La promulgation de la nouvelle Constitution togolaise le 6 mai 2024, présentée comme une avancée démocratique, révèle en réalité une manœuvre politique orchestrée par Faure Gnassingbé pour consolider son emprise sur le pouvoir. Derrière la façade d’une réforme institutionnelle, le texte instaure un régime parlementaire où le président de la République, désormais élu par les députés, n’a plus qu’un rôle symbolique.
Un processus contesté et opaque
Adoptée en pleine nuit par des députés en fin de mandat, la révision constitutionnelle a été qualifiée de « coup d’État constitutionnel » par l’opposition. Les consultations publiques, limitées à des groupes triés sur le volet (militants du parti UNIR, chefs traditionnels proches du pouvoir), ont servi de caution démocratique à une décision déjà arrêtée.
Le Sénat : un instrument de contrôle
La création d’un Sénat, prévue par la nouvelle Constitution, cristallise les critiques. Perçu comme une « retraite dorée » pour les fidèles du régime, cette chambre haute coopte des opposants modérés, verrouillant ainsi le cadre institutionnel. Les déclarations du doyen d’âge du Sénat, Koudjolou Dogo, saluant la « vision perçante » de Faure Gnassingbé, ont dévoilé l’origine réelle de la réforme : une volonté présidentielle imposée à un Parlement soumis.

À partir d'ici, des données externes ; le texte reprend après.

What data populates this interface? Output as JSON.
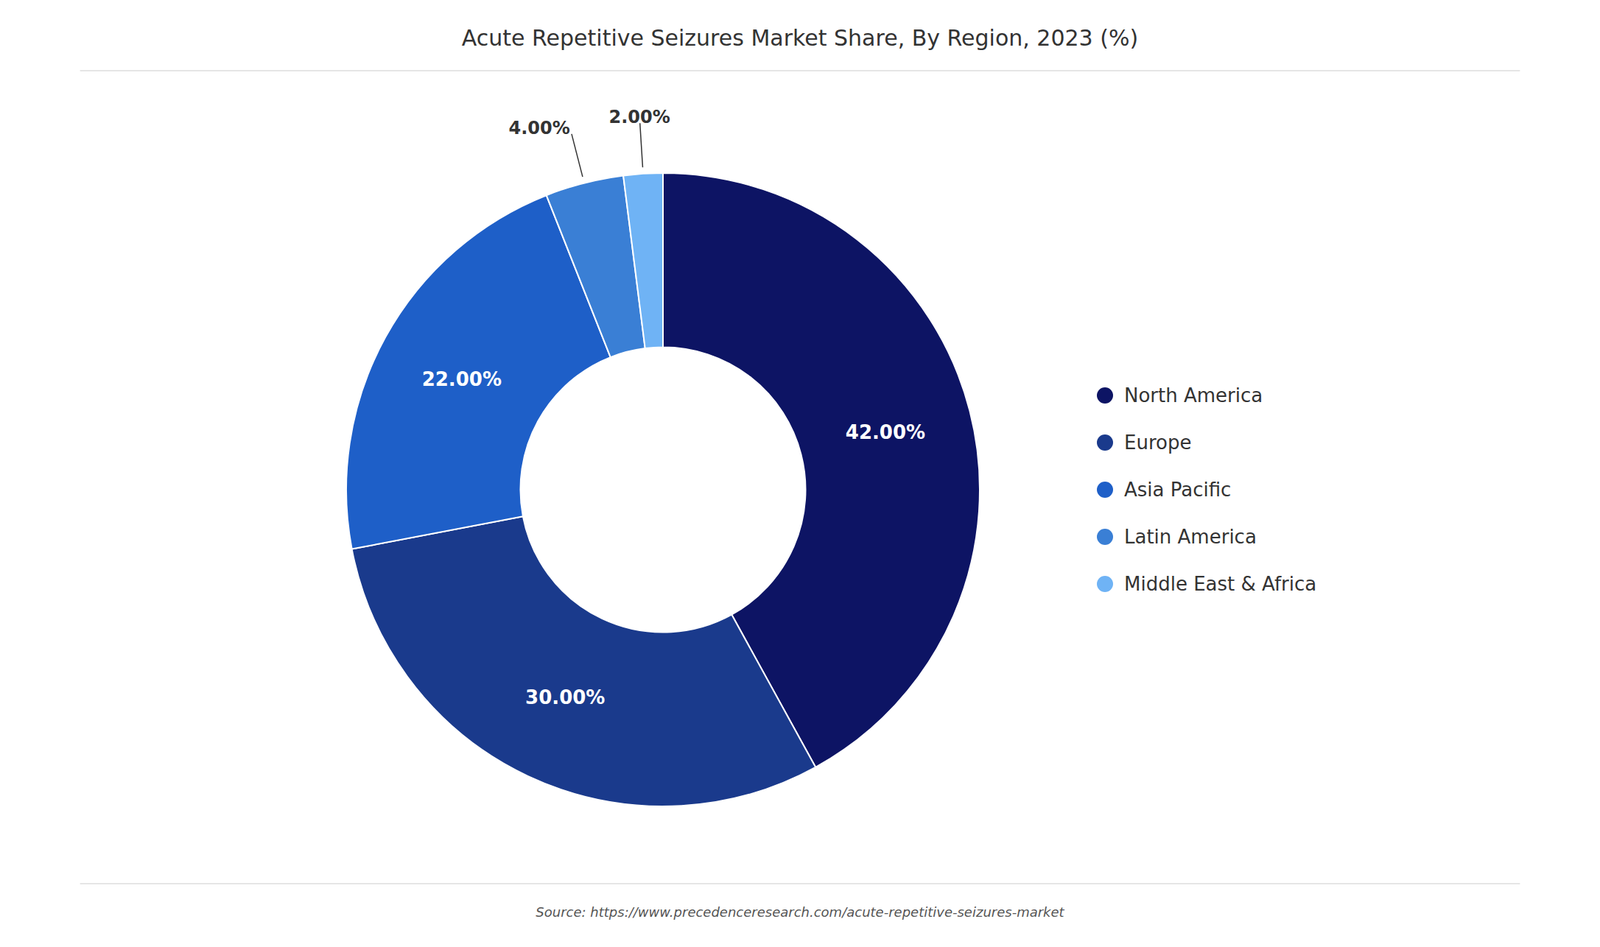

Cette réforme s’inscrit dans une logique de perpétuation du pouvoir. En 2005, l’armée avait déjà violé la Constitution pour installer Faure Gnassingbé après la mort de son père, Eyadéma Gnassingbé. Vingt ans plus tard, le scénario se répète : le nouveau texte permet au président du Conseil des ministres (poste détenu par le chef du parti majoritaire) de gouverner sans limite de mandat.
Un contraste régional saisissant
Alors que le Ghana, voisin du Togo, engage une consultation citoyenne transparente pour modifier sa Constitution, Lomé impose des réformes en catimini. Le président ghanéen, John Dramani Mahama, a appelé à une participation large, soulignant que les institutions doivent refléter les aspirations populaires ;une approche radicalement opposée à la méthode togolaise.
Un rejet populaire persistant
Malgré la répression des voix discordantes, la contestation gronde. Les Togolais, rappelant les mobilisations de 2017-2018 contre les limites de mandats présidentiels, résistent à l’illusion démocratique. L’histoire montre que les réformes imposées finissent par buter sur le rejet populaire ;une réalité que le régime semble ignorer dans un contexte régional où les peuples réclament de plus en plus de changement.
La Constitution de 2024, loin d’être un progrès démocratique, consacre une dynastie au pouvoir. Si le verrouillage institutionnel semble efficace à court terme, il ne saurait éternellement étouffer les aspirations d’un peuple qui, comme ailleurs en Afrique, exige une gouvernance inclusive.